Now the sacred landscape of Peehee Mu’huh will become the country’s largest lithium bounty.
In an attempt to distance themselves from past mining injustices, spokespeople for Lithium Nevada Corporation present a new story, saying they use mitigation and undertake community engagement. In a June 2023 appeal hearing, they even claimed that, after mitigation, only five acres of the 17,933-acre project area would have “permanent disturbance for wildlife and habitat.” Indeed, they would leave a “net conservation gain” using the state’s conservation credit scheme.
But far from bringing a “gain,” this will devastate local ecology. Scientists have documented that greater sage grouse (Centrocercus urophiasanus) live in the area and return to their mating grounds, or leks, in the same spot. Once that land is gone, the birds are gone. Plans to reseed native plants or number-crunch to make habitat materialize on paper cannot change that fact. As scholars have shown, theoretical (i.e. empty) habitat is not the same thing as a population, but the system for healing post-mine lands mandates such scams to justify ecosystem destruction.
Due to livestock production, sprawling car-centered urbanization, and other factors, the sagebrush steppe biome is one of the most threatened ecosystems in the western United States. Near-threatened species like greater sage grouse and Lahontan cutthroat trout (Oncorhynchus clarkii henshawi) face encroachments and irreversible change.
Meanwhile the McDermitt Caldera, the extinct volcanic hotspot where Peehee Mu’huh rests, now contains four more proposed lithium and uranium mines. Whether these resources will enact a profound cut in fossil fuel pollution remains to be seen.
What is easy to envision, however, is mining that continues wiping out carbon-sequestering sagebrush, the further suppression of mass transit by the fossil-fuel lobbies, and the dominance of cars. Last year General Motors invested $650 million in Thacker Pass, surpassed by the Department of Energy’s $2.26 billion loan to the mine company in March. The People of Red Mountain face new barriers and constrictions on their own homeland at the expense of EV-mobility for well off consumers afar.
Moving Forward
The social movement has shifted toward broadly protecting McDrmitt Caldera as a cultural landscape and critical habitat, as well as supporting the creation of a nearby Owyhee Canyonlands National Monument to pause new extraction in the northern stretch of Paiute-Shoshone lands.

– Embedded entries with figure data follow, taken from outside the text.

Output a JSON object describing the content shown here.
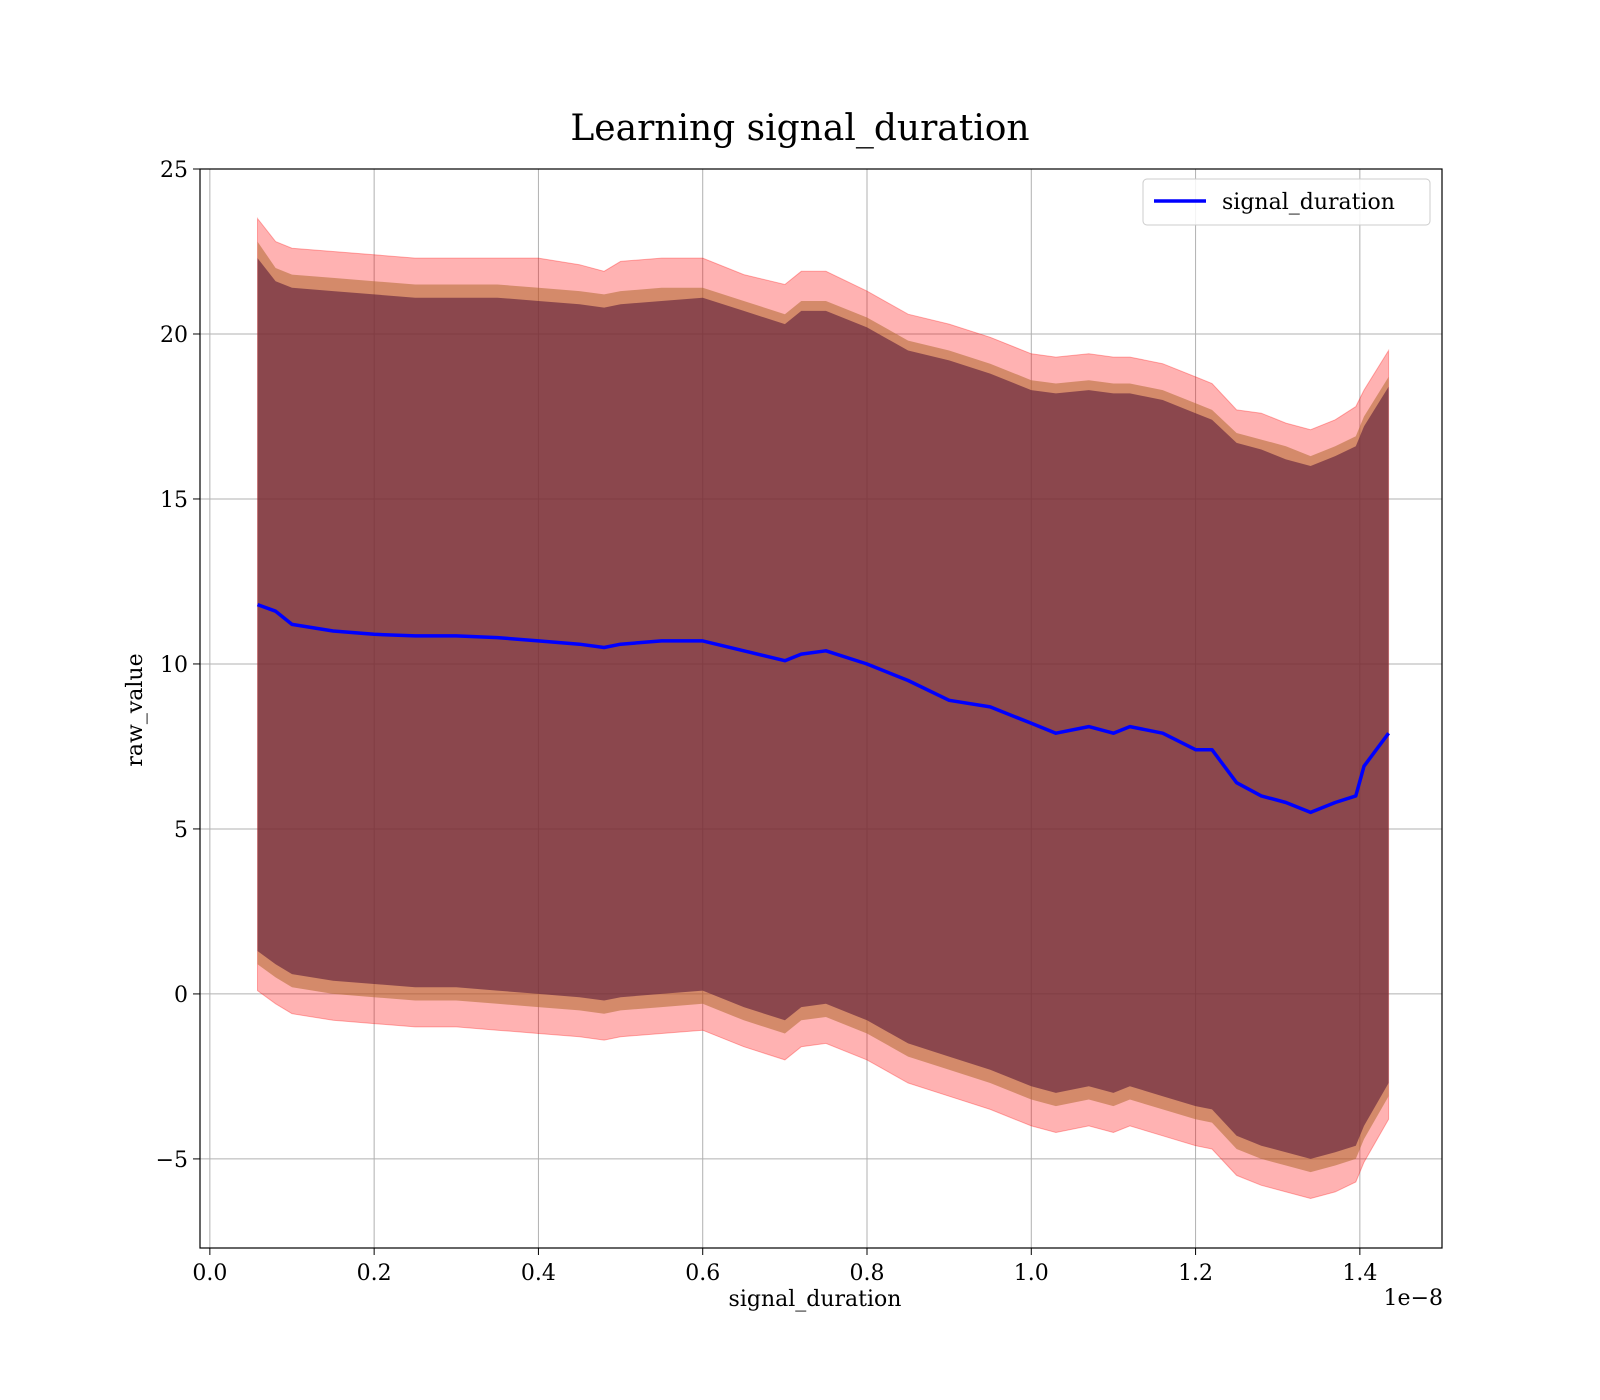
{
  "chart_data": {
    "type": "line",
    "title": "Learning signal_duration",
    "xlabel": "signal_duration",
    "ylabel": "raw_value",
    "x_offset_label": "1e−8",
    "xlim": [
      -0.012,
      1.5
    ],
    "ylim": [
      -7.7,
      25
    ],
    "grid": true,
    "legend_position": "top-right",
    "x_ticks": [
      0.0,
      0.2,
      0.4,
      0.6,
      0.8,
      1.0,
      1.2,
      1.4
    ],
    "x_tick_labels": [
      "0.0",
      "0.2",
      "0.4",
      "0.6",
      "0.8",
      "1.0",
      "1.2",
      "1.4"
    ],
    "y_ticks": [
      -5,
      0,
      5,
      10,
      15,
      20,
      25
    ],
    "y_tick_labels": [
      "−5",
      "0",
      "5",
      "10",
      "15",
      "20",
      "25"
    ],
    "colors": {
      "line": "#0000ff",
      "band_outer": "#ff0000",
      "band_middle": "#b06a30",
      "band_inner": "#5a1a3a"
    },
    "x": [
      0.058,
      0.08,
      0.1,
      0.15,
      0.2,
      0.25,
      0.3,
      0.35,
      0.4,
      0.45,
      0.48,
      0.5,
      0.55,
      0.6,
      0.65,
      0.7,
      0.72,
      0.75,
      0.8,
      0.85,
      0.9,
      0.95,
      1.0,
      1.03,
      1.07,
      1.1,
      1.12,
      1.16,
      1.2,
      1.22,
      1.25,
      1.28,
      1.31,
      1.34,
      1.37,
      1.395,
      1.405,
      1.435
    ],
    "series": [
      {
        "name": "signal_duration",
        "values": [
          11.8,
          11.6,
          11.2,
          11.0,
          10.9,
          10.85,
          10.85,
          10.8,
          10.7,
          10.6,
          10.5,
          10.6,
          10.7,
          10.7,
          10.4,
          10.1,
          10.3,
          10.4,
          10.0,
          9.5,
          8.9,
          8.7,
          8.2,
          7.9,
          8.1,
          7.9,
          8.1,
          7.9,
          7.4,
          7.4,
          6.4,
          6.0,
          5.8,
          5.5,
          5.8,
          6.0,
          6.9,
          7.9
        ]
      }
    ],
    "band_upper_outer": [
      23.5,
      22.8,
      22.6,
      22.5,
      22.4,
      22.3,
      22.3,
      22.3,
      22.3,
      22.1,
      21.9,
      22.2,
      22.3,
      22.3,
      21.8,
      21.5,
      21.9,
      21.9,
      21.3,
      20.6,
      20.3,
      19.9,
      19.4,
      19.3,
      19.4,
      19.3,
      19.3,
      19.1,
      18.7,
      18.5,
      17.7,
      17.6,
      17.3,
      17.1,
      17.4,
      17.8,
      18.3,
      19.5
    ],
    "band_upper_middle": [
      22.8,
      22.0,
      21.8,
      21.7,
      21.6,
      21.5,
      21.5,
      21.5,
      21.4,
      21.3,
      21.2,
      21.3,
      21.4,
      21.4,
      21.0,
      20.6,
      21.0,
      21.0,
      20.5,
      19.8,
      19.5,
      19.1,
      18.6,
      18.5,
      18.6,
      18.5,
      18.5,
      18.3,
      17.9,
      17.7,
      17.0,
      16.8,
      16.6,
      16.3,
      16.6,
      16.9,
      17.5,
      18.7
    ],
    "band_upper_inner": [
      22.3,
      21.6,
      21.4,
      21.3,
      21.2,
      21.1,
      21.1,
      21.1,
      21.0,
      20.9,
      20.8,
      20.9,
      21.0,
      21.1,
      20.7,
      20.3,
      20.7,
      20.7,
      20.2,
      19.5,
      19.2,
      18.8,
      18.3,
      18.2,
      18.3,
      18.2,
      18.2,
      18.0,
      17.6,
      17.4,
      16.7,
      16.5,
      16.2,
      16.0,
      16.3,
      16.6,
      17.2,
      18.4
    ],
    "band_lower_inner": [
      1.3,
      0.9,
      0.6,
      0.4,
      0.3,
      0.2,
      0.2,
      0.1,
      0.0,
      -0.1,
      -0.2,
      -0.1,
      0.0,
      0.1,
      -0.4,
      -0.8,
      -0.4,
      -0.3,
      -0.8,
      -1.5,
      -1.9,
      -2.3,
      -2.8,
      -3.0,
      -2.8,
      -3.0,
      -2.8,
      -3.1,
      -3.4,
      -3.5,
      -4.3,
      -4.6,
      -4.8,
      -5.0,
      -4.8,
      -4.6,
      -4.0,
      -2.7
    ],
    "band_lower_middle": [
      0.9,
      0.5,
      0.2,
      0.0,
      -0.1,
      -0.2,
      -0.2,
      -0.3,
      -0.4,
      -0.5,
      -0.6,
      -0.5,
      -0.4,
      -0.3,
      -0.8,
      -1.2,
      -0.8,
      -0.7,
      -1.2,
      -1.9,
      -2.3,
      -2.7,
      -3.2,
      -3.4,
      -3.2,
      -3.4,
      -3.2,
      -3.5,
      -3.8,
      -3.9,
      -4.7,
      -5.0,
      -5.2,
      -5.4,
      -5.2,
      -5.0,
      -4.4,
      -3.1
    ],
    "band_lower_outer": [
      0.1,
      -0.3,
      -0.6,
      -0.8,
      -0.9,
      -1.0,
      -1.0,
      -1.1,
      -1.2,
      -1.3,
      -1.4,
      -1.3,
      -1.2,
      -1.1,
      -1.6,
      -2.0,
      -1.6,
      -1.5,
      -2.0,
      -2.7,
      -3.1,
      -3.5,
      -4.0,
      -4.2,
      -4.0,
      -4.2,
      -4.0,
      -4.3,
      -4.6,
      -4.7,
      -5.5,
      -5.8,
      -6.0,
      -6.2,
      -6.0,
      -5.7,
      -5.1,
      -3.8
    ]
  }
}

Yet the proposed national monument — like other Forest Service, designated wilderness areas, and even national park lands — does not ban extraction outright. The proposed monument boundary also excludes McDermitt Caldera, where sage grouse dance on their mating grounds and Lahontan cutthroat trout swim through the canyon streams.

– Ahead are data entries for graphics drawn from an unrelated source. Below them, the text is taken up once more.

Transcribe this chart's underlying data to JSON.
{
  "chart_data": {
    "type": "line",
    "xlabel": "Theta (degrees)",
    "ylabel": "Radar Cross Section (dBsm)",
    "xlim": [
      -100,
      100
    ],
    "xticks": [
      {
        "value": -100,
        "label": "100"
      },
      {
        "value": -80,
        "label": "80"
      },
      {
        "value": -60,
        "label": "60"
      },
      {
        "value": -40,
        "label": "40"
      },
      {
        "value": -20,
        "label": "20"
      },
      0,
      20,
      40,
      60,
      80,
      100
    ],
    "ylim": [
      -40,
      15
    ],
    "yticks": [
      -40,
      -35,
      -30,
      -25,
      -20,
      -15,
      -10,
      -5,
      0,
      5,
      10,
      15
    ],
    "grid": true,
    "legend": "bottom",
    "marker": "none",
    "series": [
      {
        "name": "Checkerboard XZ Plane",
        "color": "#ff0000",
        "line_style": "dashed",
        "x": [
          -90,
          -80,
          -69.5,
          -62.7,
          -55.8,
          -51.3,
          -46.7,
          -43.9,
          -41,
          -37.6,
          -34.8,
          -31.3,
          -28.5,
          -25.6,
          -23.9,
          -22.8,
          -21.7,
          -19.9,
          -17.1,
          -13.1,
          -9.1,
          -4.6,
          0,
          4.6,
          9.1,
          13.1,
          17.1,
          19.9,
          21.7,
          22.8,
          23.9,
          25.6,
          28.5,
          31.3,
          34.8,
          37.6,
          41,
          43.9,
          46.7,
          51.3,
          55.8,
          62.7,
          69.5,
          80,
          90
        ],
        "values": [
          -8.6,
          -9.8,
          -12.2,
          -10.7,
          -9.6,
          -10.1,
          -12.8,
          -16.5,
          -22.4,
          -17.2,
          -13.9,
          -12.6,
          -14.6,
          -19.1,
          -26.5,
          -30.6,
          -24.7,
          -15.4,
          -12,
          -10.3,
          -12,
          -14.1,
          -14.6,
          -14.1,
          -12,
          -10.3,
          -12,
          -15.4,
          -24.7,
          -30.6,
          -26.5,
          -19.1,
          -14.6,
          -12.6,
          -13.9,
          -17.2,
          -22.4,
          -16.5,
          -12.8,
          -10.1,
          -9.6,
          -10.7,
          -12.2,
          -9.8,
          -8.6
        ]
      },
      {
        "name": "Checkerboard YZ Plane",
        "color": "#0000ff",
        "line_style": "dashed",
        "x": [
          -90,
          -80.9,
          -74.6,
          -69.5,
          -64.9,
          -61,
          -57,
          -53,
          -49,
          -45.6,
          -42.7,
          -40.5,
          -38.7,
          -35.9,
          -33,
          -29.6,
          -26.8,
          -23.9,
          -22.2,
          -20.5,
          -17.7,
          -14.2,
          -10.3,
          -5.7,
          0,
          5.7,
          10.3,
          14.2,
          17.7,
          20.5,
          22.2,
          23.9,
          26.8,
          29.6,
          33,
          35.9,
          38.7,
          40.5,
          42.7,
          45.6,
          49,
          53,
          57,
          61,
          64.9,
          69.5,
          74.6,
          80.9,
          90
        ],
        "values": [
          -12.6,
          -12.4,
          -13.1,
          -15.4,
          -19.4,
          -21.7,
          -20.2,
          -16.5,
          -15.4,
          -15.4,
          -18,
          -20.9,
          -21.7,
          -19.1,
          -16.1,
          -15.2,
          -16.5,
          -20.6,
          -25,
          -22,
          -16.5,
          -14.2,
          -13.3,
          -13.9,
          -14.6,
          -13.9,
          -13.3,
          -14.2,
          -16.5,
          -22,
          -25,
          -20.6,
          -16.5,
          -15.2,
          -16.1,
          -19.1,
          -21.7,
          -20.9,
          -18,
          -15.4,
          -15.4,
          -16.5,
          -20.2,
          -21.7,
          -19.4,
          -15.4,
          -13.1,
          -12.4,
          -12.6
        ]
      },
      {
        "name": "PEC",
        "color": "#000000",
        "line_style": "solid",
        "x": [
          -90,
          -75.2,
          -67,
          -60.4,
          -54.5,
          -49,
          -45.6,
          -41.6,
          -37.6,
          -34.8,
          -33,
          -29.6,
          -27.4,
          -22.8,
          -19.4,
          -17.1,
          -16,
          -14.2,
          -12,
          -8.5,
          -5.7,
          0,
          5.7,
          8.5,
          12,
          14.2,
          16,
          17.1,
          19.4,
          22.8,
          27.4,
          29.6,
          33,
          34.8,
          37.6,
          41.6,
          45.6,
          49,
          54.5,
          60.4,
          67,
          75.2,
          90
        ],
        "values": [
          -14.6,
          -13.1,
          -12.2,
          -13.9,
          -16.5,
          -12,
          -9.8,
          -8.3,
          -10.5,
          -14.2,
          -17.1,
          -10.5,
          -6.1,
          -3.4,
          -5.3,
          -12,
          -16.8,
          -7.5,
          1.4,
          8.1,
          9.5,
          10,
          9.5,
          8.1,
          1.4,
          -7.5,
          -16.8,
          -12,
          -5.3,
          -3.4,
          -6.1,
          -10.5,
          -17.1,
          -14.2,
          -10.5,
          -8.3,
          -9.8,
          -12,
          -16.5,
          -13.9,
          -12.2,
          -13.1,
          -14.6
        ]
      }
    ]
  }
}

Conservation easements are one option that may bring more land into Tribal resource management and protection. Another key method to protect sacred landscapes is for all entities to respect Tribes’ consent — and fundamental right — to accept or decline development projects on their lands, per the United Nations Declaration on the Rights of Indigenous Peoples.
Perhaps what’s needed at a broader scale is awareness that Indigenous peoples are guardians of biodiversity. Mining and car companies are unlikely to lead the way to equitable, low-emissions futures since they focus on profit. We must reconnect the struggle for climate justice in our atmosphere to the quest for Indigenous land rights on the ground.
Left unchecked, colonial extraction patterns will undermine a “just transition,” leading instead to an unjust continuation of familiar forms of environmental oppression.